🤖 AI Summary
This study evaluates the practical capabilities and limitations of large language models (LLMs) in automating geospatial analysis and GIS workflows. Method: We introduce the first Python-based benchmark dataset for spatial analysis—comprising 50 real-world tasks—and propose a multidimensional evaluation framework validated by GIS domain experts, assessing workflow validity, structural alignment, semantic similarity, and code quality. Our methodology integrates expert annotation with automated metrics (e.g., CodeBLEU) and executable workflow validation.
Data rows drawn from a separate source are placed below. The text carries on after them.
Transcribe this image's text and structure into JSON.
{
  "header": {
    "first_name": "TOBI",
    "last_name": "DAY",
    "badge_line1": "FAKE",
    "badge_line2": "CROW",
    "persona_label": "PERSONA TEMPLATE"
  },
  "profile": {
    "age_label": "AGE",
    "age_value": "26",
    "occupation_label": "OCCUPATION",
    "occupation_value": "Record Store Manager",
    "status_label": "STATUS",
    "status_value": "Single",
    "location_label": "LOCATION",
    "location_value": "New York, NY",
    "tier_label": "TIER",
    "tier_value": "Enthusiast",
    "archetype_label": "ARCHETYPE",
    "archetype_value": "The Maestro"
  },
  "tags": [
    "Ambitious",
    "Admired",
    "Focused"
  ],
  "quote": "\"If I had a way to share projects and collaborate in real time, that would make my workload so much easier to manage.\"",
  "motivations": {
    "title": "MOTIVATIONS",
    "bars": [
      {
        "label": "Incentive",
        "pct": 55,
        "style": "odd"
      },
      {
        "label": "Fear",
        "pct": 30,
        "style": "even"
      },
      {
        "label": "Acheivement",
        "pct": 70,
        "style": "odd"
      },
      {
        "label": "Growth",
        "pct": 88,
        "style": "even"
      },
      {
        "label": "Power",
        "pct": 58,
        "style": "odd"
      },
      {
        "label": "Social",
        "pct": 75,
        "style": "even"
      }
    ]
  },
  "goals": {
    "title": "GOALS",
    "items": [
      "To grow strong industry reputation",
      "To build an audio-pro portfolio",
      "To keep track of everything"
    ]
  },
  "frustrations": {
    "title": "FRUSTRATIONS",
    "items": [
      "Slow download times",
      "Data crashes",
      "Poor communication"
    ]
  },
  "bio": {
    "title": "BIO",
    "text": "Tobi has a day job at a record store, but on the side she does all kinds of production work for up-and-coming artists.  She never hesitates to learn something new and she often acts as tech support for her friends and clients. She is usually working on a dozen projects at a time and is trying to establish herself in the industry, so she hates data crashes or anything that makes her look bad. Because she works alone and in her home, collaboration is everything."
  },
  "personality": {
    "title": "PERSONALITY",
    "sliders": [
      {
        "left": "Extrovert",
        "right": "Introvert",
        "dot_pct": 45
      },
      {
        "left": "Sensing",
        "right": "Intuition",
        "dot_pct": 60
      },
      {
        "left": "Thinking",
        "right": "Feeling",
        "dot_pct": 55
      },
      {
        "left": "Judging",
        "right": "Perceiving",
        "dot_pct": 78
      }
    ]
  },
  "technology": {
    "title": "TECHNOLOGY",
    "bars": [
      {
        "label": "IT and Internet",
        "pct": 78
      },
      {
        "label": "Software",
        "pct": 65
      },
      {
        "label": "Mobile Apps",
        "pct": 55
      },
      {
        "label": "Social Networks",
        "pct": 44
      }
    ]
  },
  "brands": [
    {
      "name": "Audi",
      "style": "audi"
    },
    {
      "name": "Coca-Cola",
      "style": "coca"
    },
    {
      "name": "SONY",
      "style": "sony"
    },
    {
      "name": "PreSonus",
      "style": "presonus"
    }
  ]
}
Contribution/Results: Closed-source models (e.g., GPT-4o-mini) achieve top performance (95% workflow validity, CodeBLEU = 0.39), while open-weight small models consistently underperform; complex spatial reasoning remains a critical bottleneck. This work establishes the first reproducible, expert-validated LLM evaluation paradigm for geospatial AI, bridging a significant gap in the literature and providing empirical foundations for intelligent GIS development.
📝 Abstract
Recent advances in large language models (LLMs) have fueled growing interest in automating geospatial analysis and GIS workflows, yet their actual capabilities remain uncertain. In this work, we call for rigorous evaluation of LLMs on well-defined geoprocessing tasks before making claims about full GIS automation. To this end, we present GeoAnalystBench, a benchmark of 50 Python-based tasks derived from real-world geospatial problems and carefully validated by GIS experts. Each task is paired with a minimum deliverable product, and evaluation covers workflow validity, structural alignment, semantic similarity, and code quality (CodeBLEU). Using this benchmark, we assess both proprietary and open source models. Results reveal a clear gap: proprietary models such as ChatGPT-4o-mini achieve high validity 95% and stronger code alignment (CodeBLEU 0.39), while smaller open source models like DeepSeek-R1-7B often generate incomplete or inconsistent workflows (48.5% validity, 0.272 CodeBLEU). Tasks requiring deeper spatial reasoning, such as spatial relationship detection or optimal site selection, remain the most challenging across all models. These findings demonstrate both the promise and limitations of current LLMs in GIS automation and provide a reproducible framework to advance GeoAI research with human-in-the-loop support.